Weekly Market Commentary -6/3/2022
-Darren Leavitt, CFA
Wall Street ended lower for the week as investors heard more hawkish rhetoric from Fed officials and economic warnings from two prominent CEOs. The holiday-shortened week produced another tranche of mixed Q1 earnings results that further tempered future earnings expectations. The EU announced that they would curtail imports of Russian oil by 90% in the next six months, while OPEC + announced that they would increase production in July and August. Headlines also suggested that President Biden would travel to Saudi Arabia in July to meet with Crown Prince Mohammed bin Salman. The economic calendar was full and came in with stronger than expected results.
The S&P 500 lost 1.2%, the Dow shed 0.9%, the NASDAQ gave up 1%, and the Russell 2000 outperformed with a 0.3% decline. US Treasuries sold off across the yield curve as Fed officials reiterated that more rate hikes are needed to curb inflation. Fed Governor Waller suggested the Fed would need to tighten well beyond the neutral rate, while Governor Brainard commented that she did not think a pause in September was necessary. The 2-year yield climbed twenty-two basis points to 2.67%. The 10-year yield increased by twenty-two basis points and closed at 2.94%. Despite the announcement of more production coming on line, Oil prices rallied. WTI increased by $4.47 or 3.8% to close at $119.22 a barrel. Given the positive price action, the energy sector was the best performing sector for the week, up 1.2%. Gold prices were flat, closing at $1851.20 an Oz. Bitcoin prices started the week strong but sold off with other risk assets later in the week. Bitcoin is currently trading at $29,548, up roughly $600 from last week. Surprisingly, Vix, the volatility index, has come well off its most recent highs and sits just below $25. The US Dollar was also stronger this week.
Economic data was highlighted by the May Employment situation report, which was stronger than expected. Non-farm Payrolls increased by 390k versus the estimate of 310K. Similarly, Private Payrolls increased by 333k, better than the expected 300k. The Unemployment rate was unchanged at 3.6%. Average hourly earnings rose 0.3% less than the 0.4% the economists had expected.
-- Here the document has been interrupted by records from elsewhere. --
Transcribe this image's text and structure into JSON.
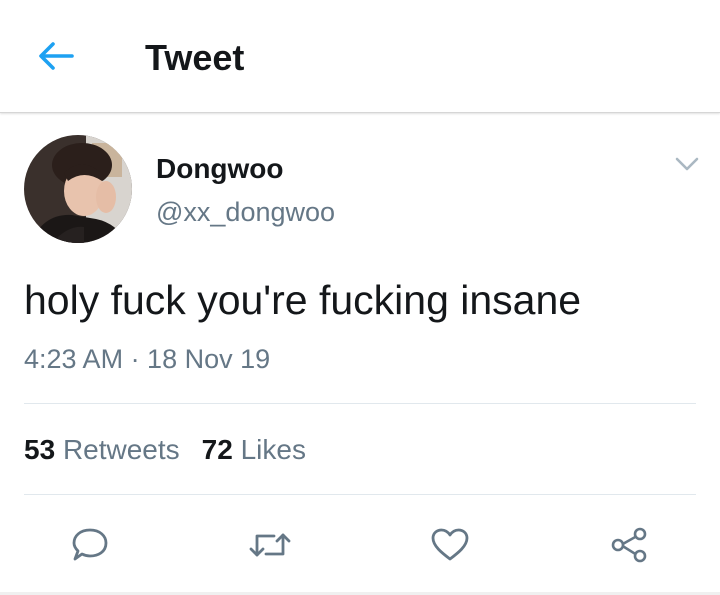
{
  "header": {
    "title": "Tweet",
    "back_icon": "arrow-left-icon",
    "accent": "#1da1f2"
  },
  "tweet": {
    "author": {
      "display_name": "Dongwoo",
      "handle": "@xx_dongwoo",
      "avatar_icon": "avatar-photo"
    },
    "menu_icon": "chevron-down-icon",
    "text": "holy fuck you're fucking insane",
    "timestamp": "4:23 AM · 18 Nov 19",
    "stats": {
      "retweets": {
        "count": "53",
        "label": "Retweets"
      },
      "likes": {
        "count": "72",
        "label": "Likes"
      }
    },
    "actions": [
      {
        "name": "reply",
        "icon": "speech-bubble-icon"
      },
      {
        "name": "retweet",
        "icon": "retweet-arrows-icon"
      },
      {
        "name": "like",
        "icon": "heart-icon"
      },
      {
        "name": "share",
        "icon": "share-nodes-icon"
      }
    ]
  },
  "colors": {
    "text": "#14171a",
    "secondary": "#657786",
    "divider": "#e1e8ed",
    "icon": "#657786"
  }
}
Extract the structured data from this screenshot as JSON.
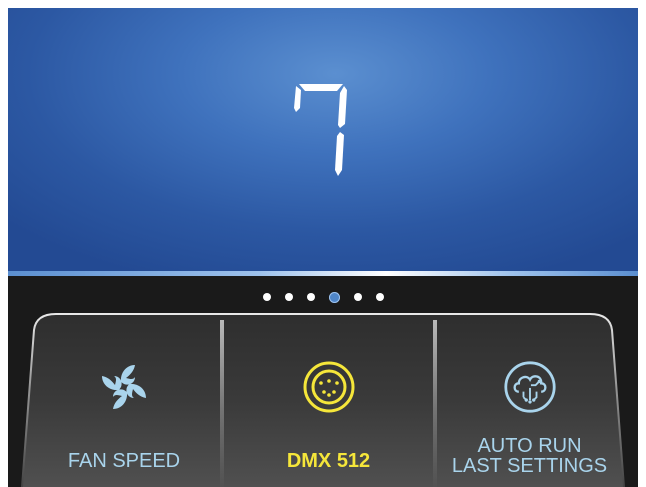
{
  "display": {
    "value": "7"
  },
  "pager": {
    "page_count": 6,
    "active_index": 3
  },
  "tiles": [
    {
      "label": "FAN SPEED",
      "icon": "fan-icon",
      "selected": false
    },
    {
      "label": "DMX 512",
      "icon": "dmx-connector-icon",
      "selected": true
    },
    {
      "label_line1": "AUTO RUN",
      "label_line2": "LAST SETTINGS",
      "icon": "cloud-circuit-icon",
      "selected": false
    }
  ],
  "colors": {
    "screen_blue": "#3f72bd",
    "accent_yellow": "#f5e63a",
    "label_cyan": "#a9d4ec",
    "background": "#1a1a1a"
  }
}
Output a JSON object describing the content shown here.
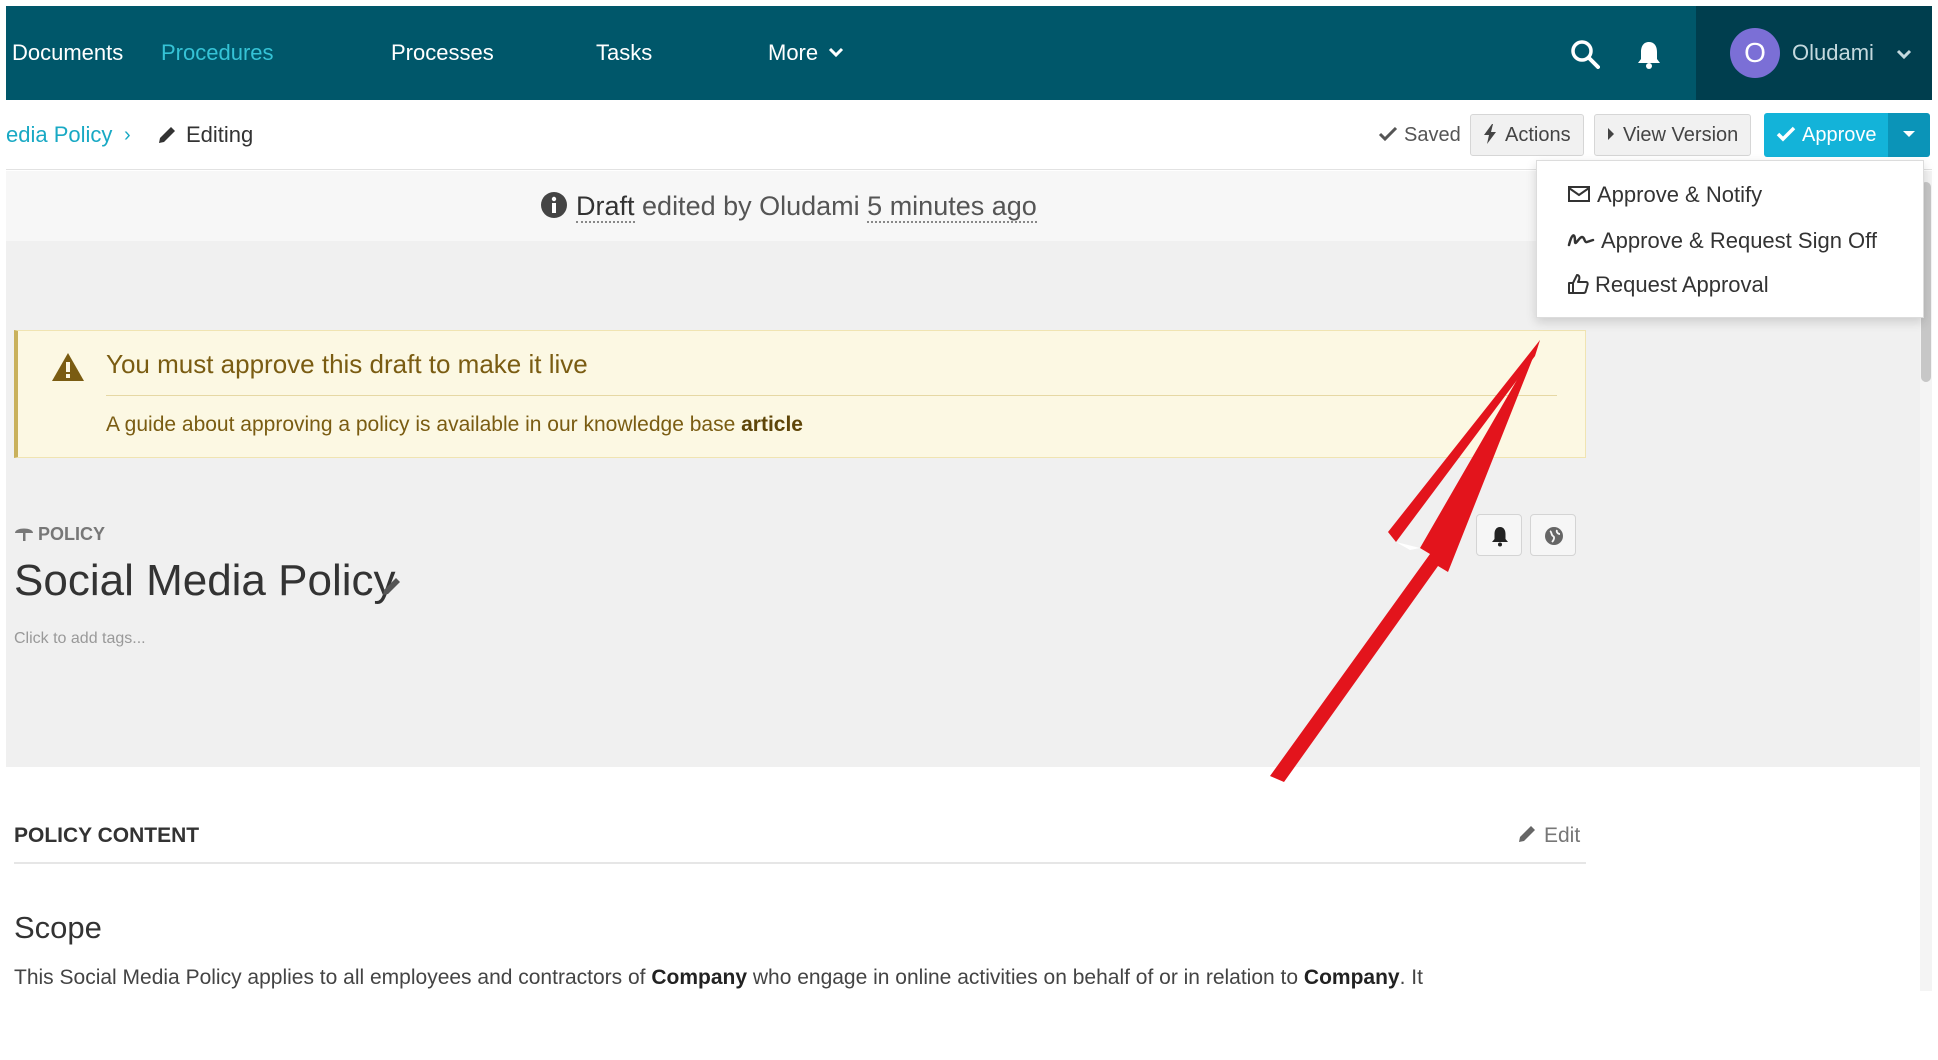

The average hourly work week was in line with the consensus estimate of 34.6. ISM Manufacturing showed an increase from the prior reading at 56.1%. ISM Non-Manufacturing went the other way, decreasing to 55.9% from the previous reading of 57.1%. Consumer Confidence for May surprised to the upside coming in at 106.4 versus 104.1. Initial claims came in at 213K, while Continuing claims came in at 1309k, the lowest level since 1969. Unit labor costs for the first quarter came in hotter than expected at 12.6% the consensus was for an 11.6% increase. Finally, the S&P Case-Schiller Home Price Index increased by 21.2% in March.